MVC
Jacob: After talking with @joshlambert we came up with this MVC. The layout is the file structure as well. So for example, top layer you would have extractors
.
Repo Directory Structure
- Extract
- Lever (Done)
- Mapping/Filtering
- SFDC (Done)
- Mapping/Filtering
- GitLab (Done)
- Mapping/Filtering
- BambooHR (Done)
- Mapping/Filtering
- Zuora (Done)
- Mapping/Filtering
- NetSuite (Done)
- Mapping/Filtering
- ZenDesk (Done)
- Mapping/Filtering
- Fastly (in progress)
- Mapping/Filtering
- CSV (todo)
- Mapping/Filtering
- Lever (Done)
- Load
- Postgresql
- CSV (not MVC)
- BigQuery (not MVC)
- MySQL (not MVC)
- SnowFlake (not MVC)
- Anonymization/Pseudoanonymization step
- Transform
- dbt transformations (just files)
- python files (for example for API lookup
- Model
- melt files
- Analyze
- source files of flask application
- Orchestrate
- .gitlab-ci.yml files, the ones we use ourselves but also 20 other samples and examples
Meltano analyze will search the extractor directory for a list of extractors. If will then look in the load
and orchestrate
directories for a directory of the same name to find the corresponding steps in the life cycle.

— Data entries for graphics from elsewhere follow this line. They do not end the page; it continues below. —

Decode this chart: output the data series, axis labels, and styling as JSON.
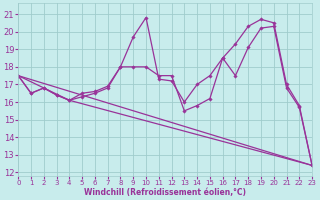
{
  "background_color": "#c8ecec",
  "grid_color": "#a0cccc",
  "line_color": "#993399",
  "xlabel": "Windchill (Refroidissement éolien,°C)",
  "ylim": [
    11.8,
    21.6
  ],
  "xlim": [
    0,
    23
  ],
  "yticks": [
    12,
    13,
    14,
    15,
    16,
    17,
    18,
    19,
    20,
    21
  ],
  "xticks": [
    0,
    1,
    2,
    3,
    4,
    5,
    6,
    7,
    8,
    9,
    10,
    11,
    12,
    13,
    14,
    15,
    16,
    17,
    18,
    19,
    20,
    21,
    22,
    23
  ],
  "series": [
    {
      "x": [
        0,
        1,
        2,
        3,
        4,
        5,
        6,
        7,
        8,
        9,
        10,
        11,
        12,
        13,
        14,
        15,
        16,
        17,
        18,
        19,
        20,
        21,
        22,
        23
      ],
      "y": [
        17.5,
        16.5,
        16.8,
        16.4,
        16.1,
        16.5,
        16.6,
        16.9,
        18.0,
        18.0,
        18.0,
        17.5,
        17.5,
        15.5,
        15.8,
        16.2,
        18.5,
        19.3,
        20.3,
        20.7,
        20.5,
        17.0,
        15.8,
        12.4
      ],
      "marker": true,
      "linestyle": "-"
    },
    {
      "x": [
        0,
        1,
        2,
        3,
        4,
        5,
        6,
        7,
        8,
        9,
        10,
        11,
        12,
        13,
        14,
        15,
        16,
        17,
        18,
        19,
        20,
        21,
        22,
        23
      ],
      "y": [
        17.5,
        16.5,
        16.8,
        16.4,
        16.1,
        16.3,
        16.5,
        16.8,
        18.0,
        19.7,
        20.8,
        17.3,
        17.2,
        16.0,
        17.0,
        17.5,
        18.5,
        17.5,
        19.1,
        20.2,
        20.3,
        16.8,
        15.7,
        12.4
      ],
      "marker": true,
      "linestyle": "-"
    },
    {
      "x": [
        0,
        23
      ],
      "y": [
        17.5,
        12.4
      ],
      "marker": false,
      "linestyle": "-"
    },
    {
      "x": [
        0,
        4,
        23
      ],
      "y": [
        17.5,
        16.1,
        12.4
      ],
      "marker": false,
      "linestyle": "-"
    }
  ]
}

Currently we have two types of extractors which will eventually become 1. To make an MVP happen sooner we will use both extractors. Extractor type 1 is a stand alone extractor which will be used with it's corresponding loaders. Extractor type 2 is the original extractor which contains a loader built in. Those will be labeled in the directory as extractor_name__legacy
which will be able to be run by Meltano analysis.
UX
Meltano analysis will crawl these folders and the tabs will be
MELTANO
- Model
- Look for Melt files
- Exist for the visualizations
- Extract
- Look for extractor files
- Be able to run extractors from UI
- Load
- Loader files
- Be able to run Loader from UI
- Demonstration load: CSV -> PG
- Transform
- Look for DBT files.
- Analyze
- Charts and tables in the UI through melt files.
- Orchestrate
- Run a real ELT from the console (not MVC: requires credential entry, etc.)

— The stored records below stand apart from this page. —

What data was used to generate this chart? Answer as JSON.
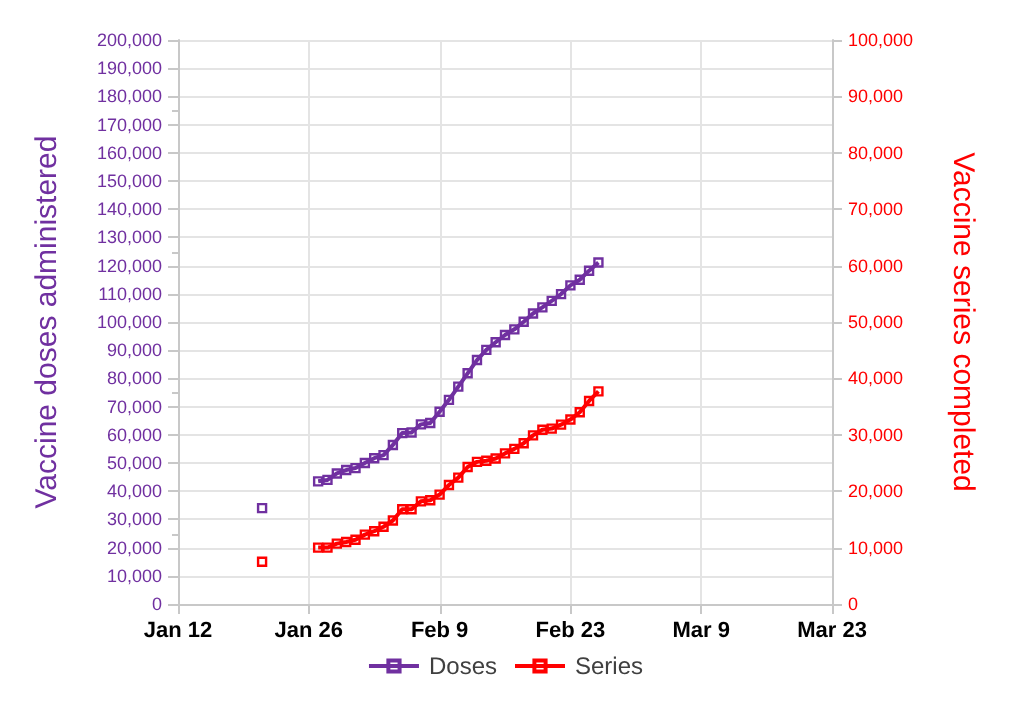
{
  "chart_data": {
    "type": "line",
    "xlabel": null,
    "ylabel": "Vaccine doses administered",
    "y2label": "Vaccine series completed",
    "x": [
      "--01-21",
      "--01-22",
      "--01-23",
      "--01-24",
      "--01-25",
      "--01-26",
      "--01-27",
      "--01-28",
      "--01-29",
      "--01-30",
      "--01-31",
      "--02-01",
      "--02-02",
      "--02-03",
      "--02-04",
      "--02-05",
      "--02-06",
      "--02-07",
      "--02-08",
      "--02-09",
      "--02-10",
      "--02-11",
      "--02-12",
      "--02-13",
      "--02-14",
      "--02-15",
      "--02-16",
      "--02-17",
      "--02-18",
      "--02-19",
      "--02-20",
      "--02-21",
      "--02-22",
      "--02-23",
      "--02-24",
      "--02-25",
      "--02-26"
    ],
    "series": [
      {
        "name": "Doses",
        "color": "#7030a0",
        "values": [
          34000,
          null,
          null,
          null,
          null,
          null,
          43500,
          44000,
          46300,
          47500,
          48200,
          50000,
          51700,
          52800,
          56400,
          60600,
          60800,
          63700,
          64200,
          68200,
          72400,
          77100,
          81800,
          86500,
          90100,
          92800,
          95400,
          97400,
          100100,
          103000,
          105200,
          107500,
          109900,
          113000,
          115000,
          118200,
          121100
        ]
      },
      {
        "name": "Series",
        "color": "#ff0000",
        "axis": "y2",
        "values": [
          7500,
          null,
          null,
          null,
          null,
          null,
          10000,
          10000,
          10700,
          11000,
          11400,
          12300,
          12900,
          13700,
          14800,
          16800,
          16800,
          18200,
          18400,
          19400,
          21100,
          22400,
          24300,
          25200,
          25400,
          25800,
          26700,
          27500,
          28500,
          29900,
          30900,
          31100,
          31800,
          32700,
          34000,
          36000,
          37700
        ]
      }
    ],
    "xlim": [
      "--01-12",
      "--03-23"
    ],
    "xticks": [
      {
        "value": "--01-12",
        "label": "Jan 12"
      },
      {
        "value": "--01-26",
        "label": "Jan 26"
      },
      {
        "value": "--02-09",
        "label": "Feb 9"
      },
      {
        "value": "--02-23",
        "label": "Feb 23"
      },
      {
        "value": "--03-09",
        "label": "Mar 9"
      },
      {
        "value": "--03-23",
        "label": "Mar 23"
      }
    ],
    "ylim": [
      0,
      200000
    ],
    "yticks": [
      0,
      {
        "value": 10000,
        "label": "10,000"
      },
      {
        "value": 20000,
        "label": "20,000"
      },
      {
        "value": 30000,
        "label": "30,000"
      },
      {
        "value": 40000,
        "label": "40,000"
      },
      {
        "value": 50000,
        "label": "50,000"
      },
      {
        "value": 60000,
        "label": "60,000"
      },
      {
        "value": 70000,
        "label": "70,000"
      },
      {
        "value": 80000,
        "label": "80,000"
      },
      {
        "value": 90000,
        "label": "90,000"
      },
      {
        "value": 100000,
        "label": "100,000"
      },
      {
        "value": 110000,
        "label": "110,000"
      },
      {
        "value": 120000,
        "label": "120,000"
      },
      {
        "value": 130000,
        "label": "130,000"
      },
      {
        "value": 140000,
        "label": "140,000"
      },
      {
        "value": 150000,
        "label": "150,000"
      },
      {
        "value": 160000,
        "label": "160,000"
      },
      {
        "value": 170000,
        "label": "170,000"
      },
      {
        "value": 180000,
        "label": "180,000"
      },
      {
        "value": 190000,
        "label": "190,000"
      },
      {
        "value": 200000,
        "label": "200,000"
      }
    ],
    "y2lim": [
      0,
      100000
    ],
    "y2ticks": [
      0,
      {
        "value": 10000,
        "label": "10,000"
      },
      {
        "value": 20000,
        "label": "20,000"
      },
      {
        "value": 30000,
        "label": "30,000"
      },
      {
        "value": 40000,
        "label": "40,000"
      },
      {
        "value": 50000,
        "label": "50,000"
      },
      {
        "value": 60000,
        "label": "60,000"
      },
      {
        "value": 70000,
        "label": "70,000"
      },
      {
        "value": 80000,
        "label": "80,000"
      },
      {
        "value": 90000,
        "label": "90,000"
      },
      {
        "value": 100000,
        "label": "100,000"
      }
    ],
    "grid": true,
    "legend": "bottom",
    "marker": "square",
    "line_style": "solid"
  }
}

- List of Gitlab CI YAML files (.gitlab-ci.yml)
Todo's
- Python Implementation of this
- Architecture step by Alex Z
- Docker & Helm chart
- Base Dockerfile with no samples (meltano:base)

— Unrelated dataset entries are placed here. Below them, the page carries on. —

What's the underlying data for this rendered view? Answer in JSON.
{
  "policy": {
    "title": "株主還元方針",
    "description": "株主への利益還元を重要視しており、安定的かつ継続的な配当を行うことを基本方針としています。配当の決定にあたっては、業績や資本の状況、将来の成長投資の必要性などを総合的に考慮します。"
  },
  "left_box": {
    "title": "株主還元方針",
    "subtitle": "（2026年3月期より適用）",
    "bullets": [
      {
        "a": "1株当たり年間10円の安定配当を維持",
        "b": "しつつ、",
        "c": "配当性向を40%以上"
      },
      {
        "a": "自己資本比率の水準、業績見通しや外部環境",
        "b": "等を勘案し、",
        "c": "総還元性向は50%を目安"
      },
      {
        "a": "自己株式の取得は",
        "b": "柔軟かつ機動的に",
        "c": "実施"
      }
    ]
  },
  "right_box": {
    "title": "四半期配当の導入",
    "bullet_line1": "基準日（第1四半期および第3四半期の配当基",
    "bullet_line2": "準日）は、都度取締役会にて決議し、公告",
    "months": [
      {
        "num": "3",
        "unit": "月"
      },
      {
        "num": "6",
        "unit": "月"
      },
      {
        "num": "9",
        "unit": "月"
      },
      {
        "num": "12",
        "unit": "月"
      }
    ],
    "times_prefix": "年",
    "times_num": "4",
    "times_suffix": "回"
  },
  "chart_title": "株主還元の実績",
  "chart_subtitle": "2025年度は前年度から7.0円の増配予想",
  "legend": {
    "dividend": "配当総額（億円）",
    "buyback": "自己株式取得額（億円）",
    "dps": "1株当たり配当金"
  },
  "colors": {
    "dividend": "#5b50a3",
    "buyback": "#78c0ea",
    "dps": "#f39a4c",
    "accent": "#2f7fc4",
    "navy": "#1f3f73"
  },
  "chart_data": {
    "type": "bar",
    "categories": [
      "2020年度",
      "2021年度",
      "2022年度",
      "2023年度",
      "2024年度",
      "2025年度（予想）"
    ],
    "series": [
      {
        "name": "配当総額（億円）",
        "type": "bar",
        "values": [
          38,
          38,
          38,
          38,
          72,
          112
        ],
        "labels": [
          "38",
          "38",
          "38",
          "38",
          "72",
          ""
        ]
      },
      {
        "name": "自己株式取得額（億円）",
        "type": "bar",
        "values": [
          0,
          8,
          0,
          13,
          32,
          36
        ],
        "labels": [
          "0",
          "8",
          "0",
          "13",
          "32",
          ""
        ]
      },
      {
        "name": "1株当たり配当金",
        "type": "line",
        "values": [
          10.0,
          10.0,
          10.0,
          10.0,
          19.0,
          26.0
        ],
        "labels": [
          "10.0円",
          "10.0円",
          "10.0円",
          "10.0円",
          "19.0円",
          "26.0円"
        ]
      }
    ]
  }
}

- Helm chart to deploy alongside Postgres
- Automate schema creation if it doesn't exist
Customer installation:
Simple use case
- Helm chart to easily deploy to k8s
- Provision prostgresql
- Provision meltano
BYO MeltML/Transforms
- Make your own Dockerfile
- FROM meltano:base
- ADD whatever files you want
- Edit chart's
values.yaml
to use your image
Personas
Data Engineer persona
Installation & Getting started:
-
Clone the "getting started" repo from GitLab. This repo includes only: default melt files, dbt transforms, a
.gitlab-ci.yml
(CI pipeline) and avalues.yaml
(Helm chart config). Also included is a README with instructions. -
First stage in pipeline is to start from the meltano docker image, then layer the whole repo on top.
-
Second stage in pipeline is to deploy Meltano to Kubernetes (k8s for now, other targets like VM's later).
Benefits:
- Customers do not have to fork the whole Meltano repo
-
In this case only the initial MeltML files and DBT transforms are cloned. This is ideal as these are likely to be changed anyway
-
Less files included means less worries about conflicts as we update the defaults.
-
- Simple mechanism to package custom files in the Docker image, as well as keep up to date with the melt files in the repo without having to build all the git pull/branch functionality first.
Data Analyst persona
They would have access to the cloned "getting started" repo that the engineer set up earlier. They can then edit the LookML or other dashboard files as desired, after merged a new container version will be built and pushed.
Developer persona
-
Developers can clone the full meltano repo locally, and follow the existing process we use to develop it. The main issue is that they will be unable to run CI, since they will have to fork the repo instead of branch. (Since our production variables are not protected yet.)
-
If they want to generate a test image, they can simply do a docker build.